Document Type

Dissertation

Rights

This item is available under a Creative Commons License for non-commercial use only

Disciplines

Computer Sciences

Publication Details

A dissertation submitted in partial fulfilment of the requirements of Technological University Dublin for the degree of M.Sc. in Computer Science (Data Analytics)

Abstract

A two-stage classification model is built in the research for online sexual predator identification. The first stage identifies the suspicious conversations that have predator participants. The second stage identifies the predators in suspicious conversations. Support vector machines are used with word and character n-grams, combined with behavioural features of the authors to train the final classifier.

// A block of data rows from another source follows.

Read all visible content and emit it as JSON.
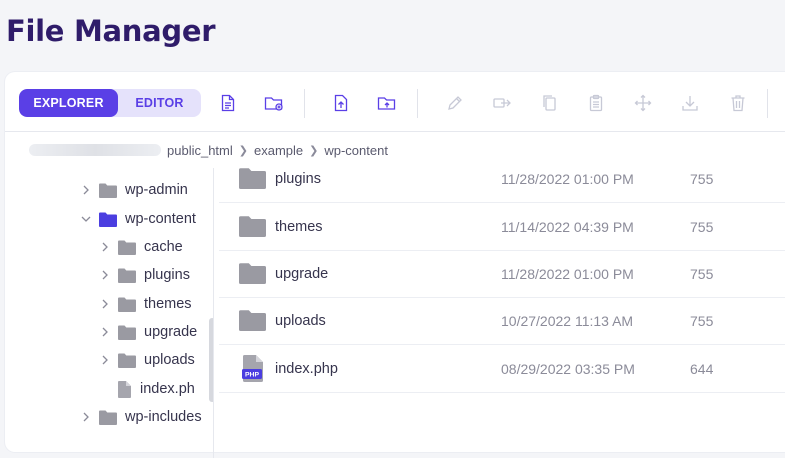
{
  "page": {
    "title": "File Manager"
  },
  "toolbar": {
    "explorer_label": "EXPLORER",
    "editor_label": "EDITOR",
    "icons": [
      "new-file-icon",
      "new-folder-icon",
      "upload-file-icon",
      "upload-folder-icon",
      "rename-icon",
      "duplicate-icon",
      "copy-icon",
      "paste-icon",
      "move-icon",
      "download-icon",
      "delete-icon"
    ]
  },
  "breadcrumb": {
    "items": [
      "public_html",
      "example",
      "wp-content"
    ]
  },
  "sidebar": {
    "items": [
      {
        "label": "wp-admin",
        "expanded": false,
        "active": false,
        "type": "folder"
      },
      {
        "label": "wp-content",
        "expanded": true,
        "active": true,
        "type": "folder"
      },
      {
        "label": "cache",
        "expanded": false,
        "active": false,
        "type": "folder"
      },
      {
        "label": "plugins",
        "expanded": false,
        "active": false,
        "type": "folder"
      },
      {
        "label": "themes",
        "expanded": false,
        "active": false,
        "type": "folder"
      },
      {
        "label": "upgrade",
        "expanded": false,
        "active": false,
        "type": "folder"
      },
      {
        "label": "uploads",
        "expanded": false,
        "active": false,
        "type": "folder"
      },
      {
        "label": "index.ph",
        "type": "file"
      },
      {
        "label": "wp-includes",
        "expanded": false,
        "active": false,
        "type": "folder"
      }
    ]
  },
  "files": [
    {
      "name": "plugins",
      "date": "11/28/2022 01:00 PM",
      "perms": "755",
      "type": "folder"
    },
    {
      "name": "themes",
      "date": "11/14/2022 04:39 PM",
      "perms": "755",
      "type": "folder"
    },
    {
      "name": "upgrade",
      "date": "11/28/2022 01:00 PM",
      "perms": "755",
      "type": "folder"
    },
    {
      "name": "uploads",
      "date": "10/27/2022 11:13 AM",
      "perms": "755",
      "type": "folder"
    },
    {
      "name": "index.php",
      "date": "08/29/2022 03:35 PM",
      "perms": "644",
      "type": "php",
      "badge": "PHP"
    }
  ],
  "colors": {
    "accent": "#5a3fe6",
    "title": "#2f1c6a",
    "folder": "#9a9aa2",
    "active_folder": "#4b3ee0"
  }
}
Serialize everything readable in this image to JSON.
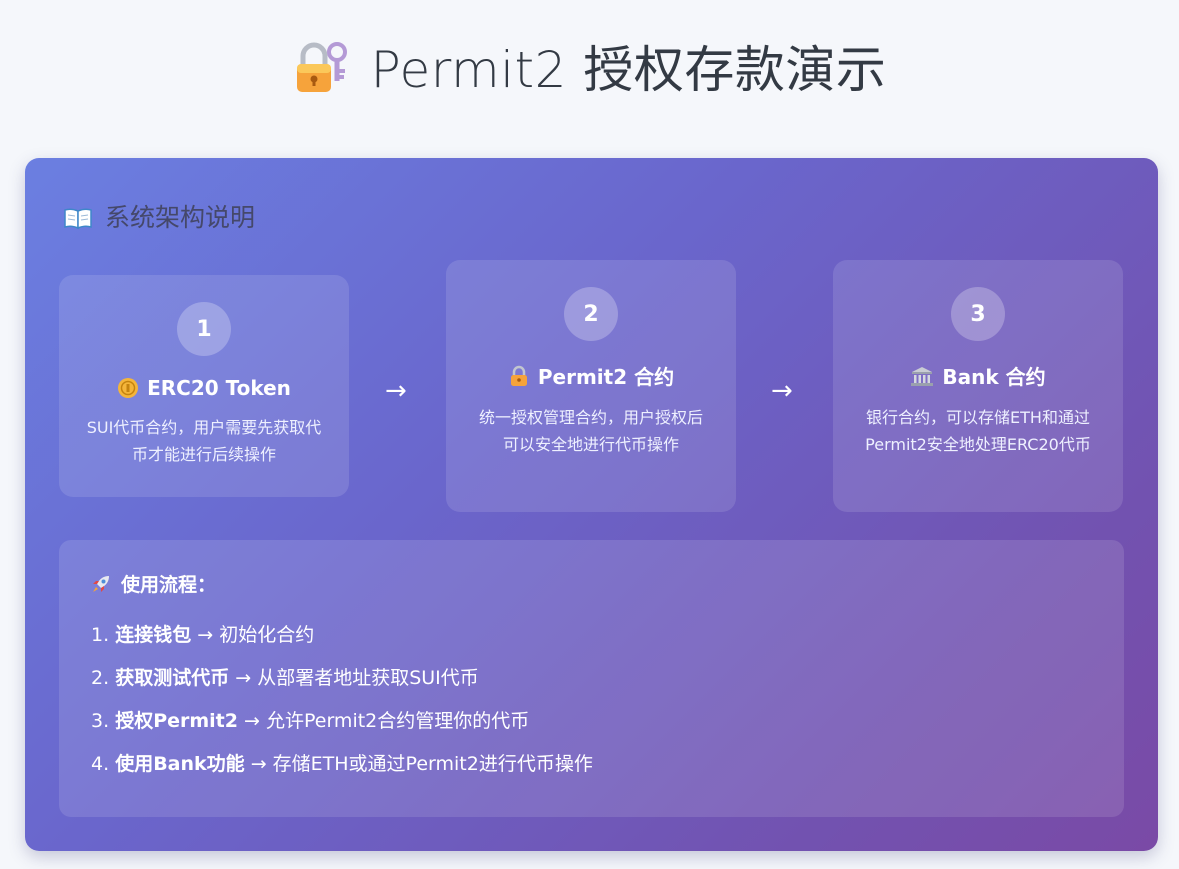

The unbalanced dataset is downsampled to test the performance of re-balancing an unbalanced dataset. An age group classification model is also constructed to test the feasibility of extracting the age profile of the authors, which can be used as features for classifier training. The e↵ect of re-balancing the unbalanced dataset resulted in a better performance of the classifier. Testing the two-stage classification model on the unseen test set, 171 out of 254 predators are successfully identified giving a precision of 0.85, recall of 0.67 and f-score of 0.807. Comparing the classification performance with and without the behavioural feature, it can be seen the n-gram contributed the most to the performance of the classifier, while the behavioural features do not contribute significantly to the performance.